Nei prossimi mesi, i paesi dell’UE elaboreranno autonomamente piani strategici per le loro priorità nazionali nell’ambito della PAC. Nel 2023 inizierà la valutazione dei piani rurali finora attuati. Sulla base di questa valutazione si deciderà la direzione da seguire e quali aree rurali necessitano di maggiori finanziamenti.
Entro la fine di quest’anno, la Commissione Europea, in collaborazione con il Comitato delle Regioni, comuni, province e consorzi di gestione delle acque, esaminerà come realizzare gli obiettivi della nuova visione rurale. È previsto un osservatorio nazionale per la raccolta e l’analisi dei dati.
Le aree rurali nell’UE costituiscono più dell’80% del territorio e ospitano il 30% della popolazione, circa 137 milioni di abitanti. Entro vent’anni dovranno avere accesso a buoni servizi pubblici, essere resilienti, disporre di infrastrutture digitali e fisiche adeguate e formare una società socialmente inclusiva.
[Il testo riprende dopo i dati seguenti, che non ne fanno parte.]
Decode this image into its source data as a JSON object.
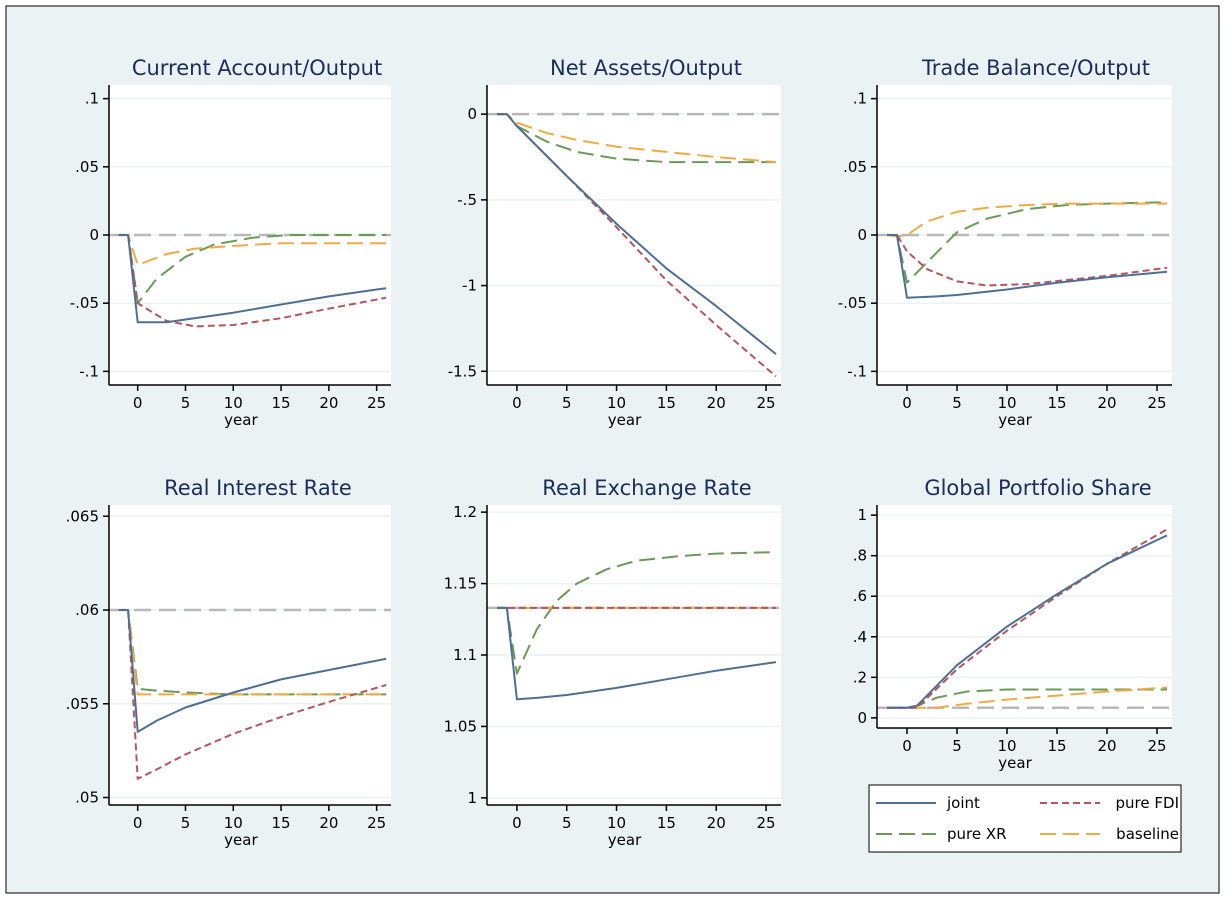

I cittadini devono avere accesso a servizi pubblici di qualità e la possibilità di partecipare attivamente alle decisioni locali e alla politica, come viene sostenuto.
Le infrastrutture digitali e fisiche devono garantire che le zone rurali e urbane rimangano ben collegate, attraverso strade e ferrovie sufficienti, trasporti pubblici affidabili e frequenti, e la diffusione della rete 5G.
Inoltre, l’UE vuole che le aree rurali siano più preparate ad affrontare crisi economiche, catastrofi naturali e le conseguenze del cambiamento climatico. Secondo Bruxelles, le aree rurali possono diventare più prosperose diversificando l’economia regionale. Inoltre, la promozione dei prodotti locali e l’innovazione nel settore agroalimentare devono contribuire a generare maggiore benessere.